所以,下面分为TransformerEncoder和TransformerDecoder两个模块来了解Transformer具体细节组成。
这个部分就是调用_get_clones函数,复制6份TransformerEncoderLayer类,然后前向传播依次输入这6个TransformerEncoderLayer类,不断的计算特征图的自注意力,并不断的增强特征图,最终得到最强的(信息最多的)特征图output:[h*w, bs, 256]。

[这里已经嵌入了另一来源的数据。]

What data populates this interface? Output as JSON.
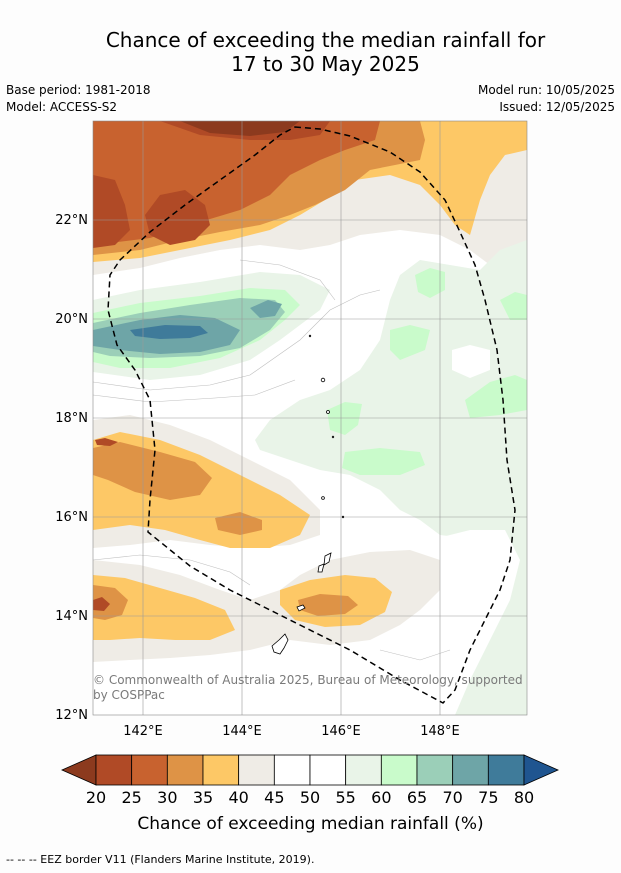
{
  "title": {
    "line1": "Chance of exceeding the median rainfall for",
    "line2": "17 to 30 May 2025"
  },
  "meta": {
    "base_period": "Base period: 1981-2018",
    "model": "Model: ACCESS-S2",
    "model_run": "Model run: 10/05/2025",
    "issued": "Issued: 12/05/2025"
  },
  "map": {
    "lat_labels": [
      "22°N",
      "20°N",
      "18°N",
      "16°N",
      "14°N",
      "12°N"
    ],
    "lon_labels": [
      "142°E",
      "144°E",
      "146°E",
      "148°E"
    ],
    "copyright_line1": "© Commonwealth of Australia 2025, Bureau of Meteorology, supported",
    "copyright_line2": "by COSPPac"
  },
  "colorbar": {
    "ticks": [
      "20",
      "25",
      "30",
      "35",
      "40",
      "45",
      "50",
      "55",
      "60",
      "65",
      "70",
      "75",
      "80"
    ],
    "colors": [
      "#8c3a1e",
      "#b04a26",
      "#c8622f",
      "#de9346",
      "#fdc866",
      "#efece6",
      "#ffffff",
      "#ffffff",
      "#e9f4e8",
      "#c9fbcb",
      "#9bcfb8",
      "#6ea5a7",
      "#3f7b9a",
      "#1f5590"
    ],
    "label": "Chance of exceeding median rainfall (%)"
  },
  "footer": {
    "legend": "--  --  -- EEZ border V11 (Flanders Marine Institute, 2019)."
  }
}
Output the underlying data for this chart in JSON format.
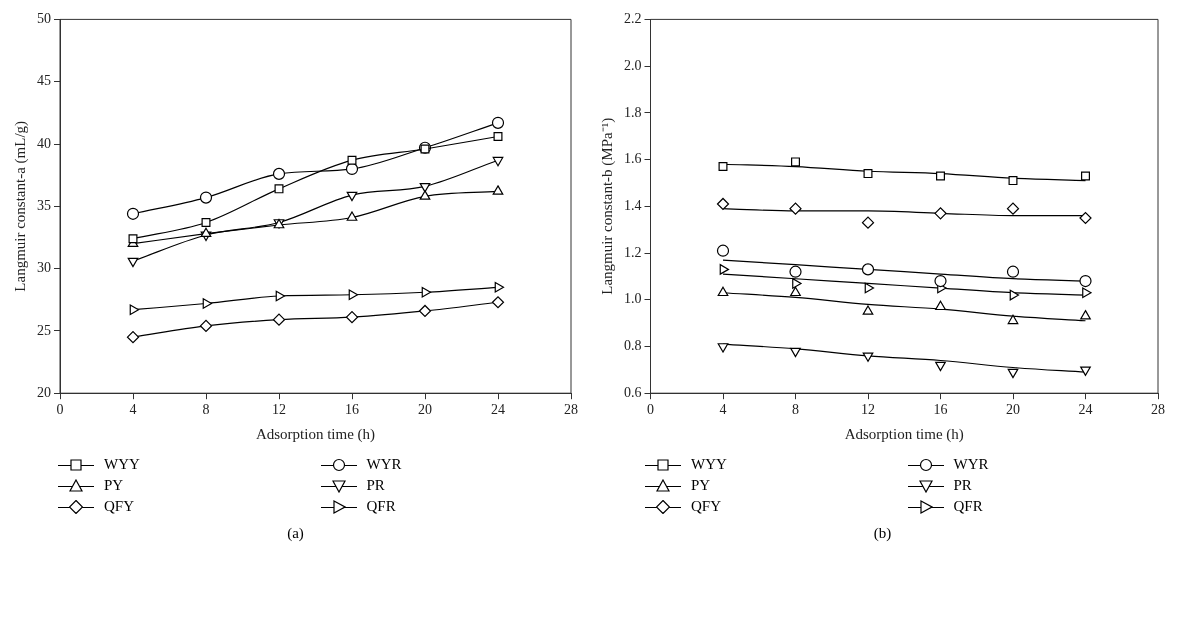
{
  "chart_data": [
    {
      "type": "line",
      "xlabel": "Adsorption time (h)",
      "ylabel": "Langmuir constant-a (mL/g)",
      "xlim": [
        0,
        28
      ],
      "xticks": [
        0,
        4,
        8,
        12,
        16,
        20,
        24,
        28
      ],
      "ylim": [
        20,
        50
      ],
      "yticks": [
        20,
        25,
        30,
        35,
        40,
        45,
        50
      ],
      "grid": false,
      "legend": "bottom",
      "annotations": [
        "(a)"
      ],
      "x": [
        4,
        8,
        12,
        16,
        20,
        24
      ],
      "series": [
        {
          "name": "WYY",
          "color": "#000000",
          "marker": "square",
          "values": [
            32.4,
            33.7,
            36.4,
            38.7,
            39.6,
            40.6
          ]
        },
        {
          "name": "WYR",
          "color": "#000000",
          "marker": "circle",
          "values": [
            34.4,
            35.7,
            37.6,
            38.0,
            39.7,
            41.7
          ]
        },
        {
          "name": "PY",
          "color": "#000000",
          "marker": "triangle",
          "values": [
            32.0,
            32.8,
            33.5,
            34.1,
            35.8,
            36.2
          ]
        },
        {
          "name": "PR",
          "color": "#000000",
          "marker": "triangle-down",
          "values": [
            30.6,
            32.7,
            33.7,
            35.9,
            36.6,
            38.7
          ]
        },
        {
          "name": "QFY",
          "color": "#000000",
          "marker": "diamond",
          "values": [
            24.5,
            25.4,
            25.9,
            26.1,
            26.6,
            27.3
          ]
        },
        {
          "name": "QFR",
          "color": "#000000",
          "marker": "triangle-right",
          "values": [
            26.7,
            27.2,
            27.8,
            27.9,
            28.1,
            28.5
          ]
        }
      ]
    },
    {
      "type": "scatter",
      "xlabel": "Adsorption time (h)",
      "ylabel": "Langmuir constant-b (MPa⁻¹)",
      "xlim": [
        0,
        28
      ],
      "xticks": [
        0,
        4,
        8,
        12,
        16,
        20,
        24,
        28
      ],
      "ylim": [
        0.6,
        2.2
      ],
      "yticks": [
        0.6,
        0.8,
        {
          "value": 1,
          "label": "1.0"
        },
        1.2,
        1.4,
        1.6,
        1.8,
        {
          "value": 2,
          "label": "2.0"
        },
        2.2
      ],
      "grid": false,
      "legend": "bottom",
      "annotations": [
        "(b)"
      ],
      "x": [
        4,
        8,
        12,
        16,
        20,
        24
      ],
      "series": [
        {
          "name": "WYY",
          "color": "#000000",
          "marker": "square",
          "values": [
            1.57,
            1.59,
            1.54,
            1.53,
            1.51,
            1.53
          ]
        },
        {
          "name": "WYR",
          "color": "#000000",
          "marker": "circle",
          "values": [
            1.21,
            1.12,
            1.13,
            1.08,
            1.12,
            1.08
          ]
        },
        {
          "name": "PY",
          "color": "#000000",
          "marker": "triangle",
          "values": [
            1.03,
            1.03,
            0.95,
            0.97,
            0.91,
            0.93
          ]
        },
        {
          "name": "PR",
          "color": "#000000",
          "marker": "triangle-down",
          "values": [
            0.8,
            0.78,
            0.76,
            0.72,
            0.69,
            0.7
          ]
        },
        {
          "name": "QFY",
          "color": "#000000",
          "marker": "diamond",
          "values": [
            1.41,
            1.39,
            1.33,
            1.37,
            1.39,
            1.35
          ]
        },
        {
          "name": "QFR",
          "color": "#000000",
          "marker": "triangle-right",
          "values": [
            1.13,
            1.07,
            1.05,
            1.05,
            1.02,
            1.03
          ]
        },
        {
          "type": "line",
          "color": "#000000",
          "marker": "none",
          "values": [
            1.58,
            1.57,
            1.55,
            1.54,
            1.52,
            1.51
          ]
        },
        {
          "type": "line",
          "color": "#000000",
          "marker": "none",
          "values": [
            1.39,
            1.38,
            1.38,
            1.37,
            1.36,
            1.36
          ]
        },
        {
          "type": "line",
          "color": "#000000",
          "marker": "none",
          "values": [
            1.17,
            1.15,
            1.13,
            1.11,
            1.09,
            1.08
          ]
        },
        {
          "type": "line",
          "color": "#000000",
          "marker": "none",
          "values": [
            1.11,
            1.09,
            1.07,
            1.05,
            1.03,
            1.02
          ]
        },
        {
          "type": "line",
          "color": "#000000",
          "marker": "none",
          "values": [
            1.03,
            1.01,
            0.98,
            0.96,
            0.93,
            0.91
          ]
        },
        {
          "type": "line",
          "color": "#000000",
          "marker": "none",
          "values": [
            0.81,
            0.79,
            0.76,
            0.74,
            0.71,
            0.69
          ]
        }
      ]
    }
  ]
}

值得注意的是,整个TransformerEncoder过程特征图的shape是不变的。
class TransformerEncoder(nn.Module):
def __init__(self, encoder_layer, num_layers, norm=None):
super().__init__()
# 复制num_layers=6份encoder_layer=TransformerEncoderLayer
self.layers = _get_clones(encoder_layer, num_layers)
# 6层TransformerEncoderLayer
self.num_layers = num_layers
self.norm = norm # layer norm
def forward(self, src,
mask: Optional[Tensor] = None,
src_key_padding_mask: Optional[Tensor] = None,
pos: Optional[Tensor] = None):
"""
src: [h*w, bs, 256] 经过Backbone输出的特征图(降维到256)
mask: None
src_key_padding_mask: [h*w, bs] 记录每个特征图的每个位置是否是被pad的(True无效 False有效)
pos: [h*w, bs, 256] 每个特征图的位置编码
"""
output = src
# 遍历这6层TransformerEncoderLayer
for layer in self.layers:
output = layer(output, src_mask=mask,
src_key_padding_mask=src_key_padding_mask, pos=pos)
if self.norm is not None:
output = self.norm(output)
# 得到最终ENCODER的输出 [h*w, bs, 256]
return output
def _get_clones(module, N):
return nn.ModuleList([copy.deepcopy(module) for i in range(N)])
Encoder Layer = multi-head Attention + add&Norm + feed forward + add&Norm,重点在于multi-head Attention。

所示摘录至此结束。